Banyuwangi Inisiasi Forum Peduli Disabilitas (FPD) Dukungan USAID – Mitra Kunci

Nooh Umar, selaku Ketua Forum Peduli Disabilitas (FPD) Banyuwangi menyambut baik program ini, pasalnya Banyuwangi juga perlu lebih serius untuk bisa mengelola data kelompok disabilitas yang tersebar di 25 Kecamatan melalui database. Sebab, masih banyak yang belum bisa mengakses informasi terkait peluang bekerja di perusahaan teramasuk bagi mereka yang ingin membangun usaha mandiri.

“Kami melihat beberapa perusahaan berkomitmen untuk mau menerima teman-teman difabel, hanya saja mereka belum memahami bagaimana mekanisme untuk bisa merekrutnya serta keterampilan yang saat ini dimiliki oleh teman-teman difabel.”, ungkap Umar yang juga menjadi Sekretaris PPDI Banyuwangi.

Dalam kegiatan Workshop sekaligus pembentukan Forum Peduli Disabilitas, Terdapat sejumlah instansi pemerintah, lembaga jasa keuangan, dan perusahaan yang memiliki program pinjaman atau pendanaan modal usaha untuk penyandang disabilitas, yaitu: BAZNAS, Yayasan Nurul Hayat, Bank Jatim, Bank Mandiri, Bank BNI, dan Dinas Pemberdayaan Masyarakat Desa (DPMD).

Jumlah pinjaman yang diberikan oleh setiap bank bervariasi.

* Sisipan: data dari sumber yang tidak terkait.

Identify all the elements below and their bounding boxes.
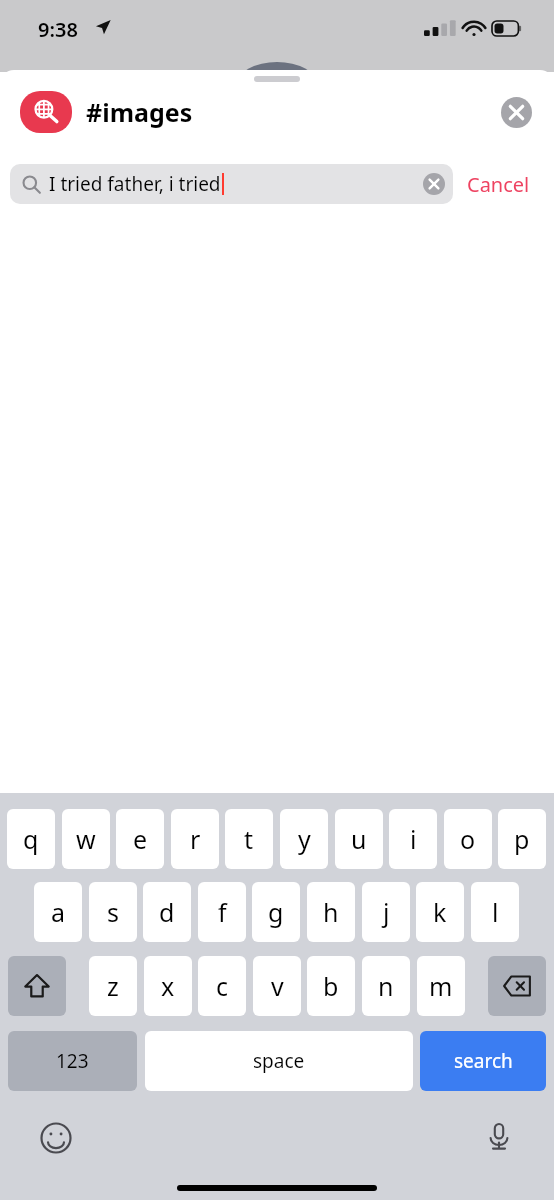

BRI memberikan pinjaman Rp5 – Rp10 juta, BNI memberikan pinjaman mikro maksimal Rp50 juta dan pinjaman super mikro maksimal Rp10 juta, dan Bank Jatim menyediakan pinjaman Rp 5 – 500 juta.

Pada dasarnya persyaratan pokok administratif untuk mendapatkan pinjaman dari bank adalah adanya usaha yang aktif (selama tiga atau enam bulan) dan ada fotokopi KTP. Namun demikian, masing-masing bank memiliki syarat tambahan yang berbeda.

Untuk memastikan keberlanjutan program, USAID Mitra Kunci telah menempatkan 1 orang Distric Focal Point (DFP) Banyuwangi yang nanti akan menjadi fasilitator di Tingkat Kabupaten dan bekerja dengan stkae holder dalam membangun akses ketenagakerjaan dan kewirausahaan yang inklusif.